Former Arizona coach Lute Olson told ESPN he invested money with David Salinas after Olson stopped coaching the Wildcats, which could indicate there was no NCAA violation involved because of his relationship with the Houston businessman and basketball figure.
Meanwhile, one of Olson's former UA assistants, Scott Thompson, who also served as head coach at Wichita State, Rice and Cornell, told the Star he invested money with Salinas while he was a coach but did not do so to gain a recruiting edge. Salinas ran the Houston Select traveling team, but Thompson said he never had a Select player on his teams.
Salinas was found dead Sunday of an apparent suicide amid a Securities and Exchange Commission investigation into his business practices. Sports Illustrated cited documents stating Olson invested $1.17 million with Salinas and Thompson, who is now a senior director of development for the UA Foundation, had an investment valued at $65,000.
Olson did not return messages from the Star on Tuesday and Wednesday but told ESPN.com that "I started doing a little bit of investing with him after I finished coaching, and all I know is what I've read on the Internet."
Former Olson-era UA associate head coach Jim Rosborough said Wednesday he knew Salinas only as a good friend of Thompson's and that he "never heard a peep" of Olson being involved with Salinas.
Olson's second wife, Christine, said Wednesday she has never heard of Salinas. She was married to Olson between 2003 and 2007.
Sports Illustrated and CBSSports.com reported that many coaches invested with Salinas, and the NCAA may be investigating whether they tried to gain recruiting leverage by doing so.
The NCAA did not return a message about the Salinas situation from the Star on Wednesday and typically does not comment about ongoing investigations. But Fox 26 Houston quoted former University of Houston player Moses Malone Jr. saying the NCAA asked him about Salinas, noting its inquiry was "definitely having to do with improper benefits from coaches and his business dealings with his investments."
Former UA basketball player Jawann McClellan told the Star on Tuesday that he was "pretty sure" coaches tried to gain leverage in his recruitment by investing with Salinas, though he said he did not choose UA because of any relationship between Olson and Salinas.
Former UA athletic director Jim Livengood, who now occupies a similar post at UNLV, said Wednesday he knew of Salinas but not when McClellan committed to UA as a Houston Select player in 2002.
"If you'd asked me when Jawann was there, I wouldn't have known who David Salinas was," Livengood said. "The big link was Josh (Pastner, then UA assistant coach) and his dad."
Pastner's father, Hal, established the Houston Hoops travel team, a rival of the Select. He said Wednesday he knew nothing about Salinas or his financial dealings. Josh Pastner, now the coach at Memphis, said he had never invested money with Salinas.
"I didn't know him," Hal Pastner said. "The most interaction we had was maybe 15 seconds, maybe shaking his hands a couple of years ago."

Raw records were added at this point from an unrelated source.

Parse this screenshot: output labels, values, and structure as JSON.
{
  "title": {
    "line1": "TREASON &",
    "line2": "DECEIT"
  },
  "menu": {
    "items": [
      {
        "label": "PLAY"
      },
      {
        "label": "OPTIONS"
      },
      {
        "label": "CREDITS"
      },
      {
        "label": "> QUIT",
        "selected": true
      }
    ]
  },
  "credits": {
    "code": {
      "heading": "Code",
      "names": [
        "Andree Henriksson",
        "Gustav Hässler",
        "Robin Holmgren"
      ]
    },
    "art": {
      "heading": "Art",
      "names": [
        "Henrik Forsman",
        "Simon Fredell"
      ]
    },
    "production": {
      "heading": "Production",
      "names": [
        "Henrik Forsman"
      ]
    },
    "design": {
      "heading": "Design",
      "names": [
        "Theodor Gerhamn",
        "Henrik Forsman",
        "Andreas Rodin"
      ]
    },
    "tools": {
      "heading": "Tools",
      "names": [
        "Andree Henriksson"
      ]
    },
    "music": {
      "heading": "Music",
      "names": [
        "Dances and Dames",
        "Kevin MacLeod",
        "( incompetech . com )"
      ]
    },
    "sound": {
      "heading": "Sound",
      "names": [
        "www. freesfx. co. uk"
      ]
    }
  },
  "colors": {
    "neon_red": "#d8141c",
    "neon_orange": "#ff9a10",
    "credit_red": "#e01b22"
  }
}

As the coach at Rice between 1987 and 1992, Thompson said he needed to know key figures involved with the Hoops and Select, which had many of the area's top players on their travel-team rosters.
Thompson said he was aware there would be speculation about Salinas' relationship with coaches named as investors, but that there were plenty of non-coaches involved, too.
"He was a person that was a friend to many, many people, and there are many who invested with him and trusted him," Thompson said. "That's why everybody's very surprised over this and saddened."